Please send any flames to my PM inbox. I wasn't looking to get into a discussion on religion or American politics, but I realize that I might have anyway. >({(:-)

In amicitia et fide,
_________________
Marius the Wanderer: Storyteller and Citizen of Rome

- - -

Posted: Thu Oct 21, 2004 2:45 am Post subject: Pelagian Christian

>> Pelagian Christian
>
> Isn't King Arthur rumoured to have been one? At least, according to
> that movie, he was 8)
>
> Draco

This might go better in the CollRel if there's much interest; but, fwiw, yes, Artorius Pendragon is more likely to have been a Pelagian than anything else.

Pelagius the priest was active in the late 300's-early 400's AD, iirc. I know he went on a mission to Rome shortly before the Goths came a-knockin'. The Roman Church at the time actually gave its blessing to his activities.

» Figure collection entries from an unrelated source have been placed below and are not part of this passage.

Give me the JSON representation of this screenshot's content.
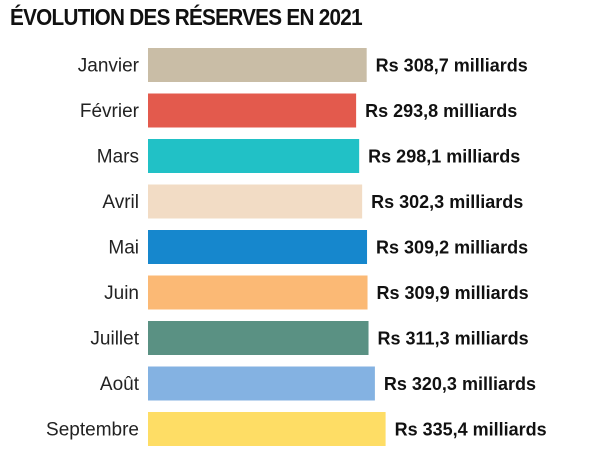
{
  "chart_data": {
    "type": "bar",
    "orientation": "horizontal",
    "title": "ÉVOLUTION DES RÉSERVES EN 2021",
    "xlabel": "",
    "ylabel": "",
    "grid": false,
    "categories": [
      "Janvier",
      "Février",
      "Mars",
      "Avril",
      "Mai",
      "Juin",
      "Juillet",
      "Août",
      "Septembre"
    ],
    "values": [
      308.7,
      293.8,
      298.1,
      302.3,
      309.2,
      309.9,
      311.3,
      320.3,
      335.4
    ],
    "value_labels": [
      "Rs 308,7 milliards",
      "Rs 293,8 milliards",
      "Rs 298,1 milliards",
      "Rs 302,3 milliards",
      "Rs 309,2 milliards",
      "Rs 309,9 milliards",
      "Rs 311,3 milliards",
      "Rs 320,3 milliards",
      "Rs 335,4 milliards"
    ],
    "colors": [
      "#c9bda6",
      "#e35a4d",
      "#21c1c6",
      "#f2dcc5",
      "#1687cd",
      "#fbb975",
      "#5a9183",
      "#84b2e2",
      "#fedd65"
    ]
  }
}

He taught and preached all around Britain, so his was one of the earlier brands of Christianity to which the Island was exposed. Its central tenet (besides the Christian basics) was that salvation was a joint effort between God and Man; God extended His grace, but Man had to make the choice. (This goes for after conversion, too: Man was equally responsible with God for the path his spiritual journey took. We tend, therefore, to be self-starters, and not to have great tolerance for being told what to believe...by anybody. You see my fundie troubles coming, nonne...? <feg>)

Fast-forward to the mid-500's, the time of the Saxon invasions. The Catholic Church was just beginning to make its own first forays into Britannia. (Think Patrick.) Most Christian Britons, therefore, were still Pelagians. If Arthur was raised Christian, this is the most likely branch.

The Catholics who came to do missionary work were a bit on the rude-and-fundie side. (Some things never change!) They asked us to do most everything their way, from church setup to the date of Easter. When we wouldn't fall into lockstep, they went back to Rome and spread a lot of bull about how the followers of Pelagius thought Man could save himself, that God's grace was not necessary to salvation at all.. This is how Pelagianism is still described on any Catholic-run Web site...even though the Pope issued an apology some years ago to Wiccans, Jews, and 'variant' Christians for the little misunderstanding. Well, I could bend, twist, and distort my pilum around somebody's neck and call it a "misunderstanding"...!

However, I've never had any grief from today's Catholics. I worshipped among them for many years; and most of them cannot be gotten to care about what the Church thought of anybody in the years before the Fall. No, I get it from the Baptists, the Pentecostals, the so-called non-denoms, and the Moral Majoritarians who, unfortunately, run my bit of the planet. Historically, each of these spun off from something else that they thought was too structured. And, indeed, none of them formally persecutes anybody. But you can't stop a redneck from fearing what he doesn't understand, and they do not understand me. Hence my rather alarming effect on them...<g>

Eh...I do seem to have strayed again; but hopefully, mi Draco, I have answered your question.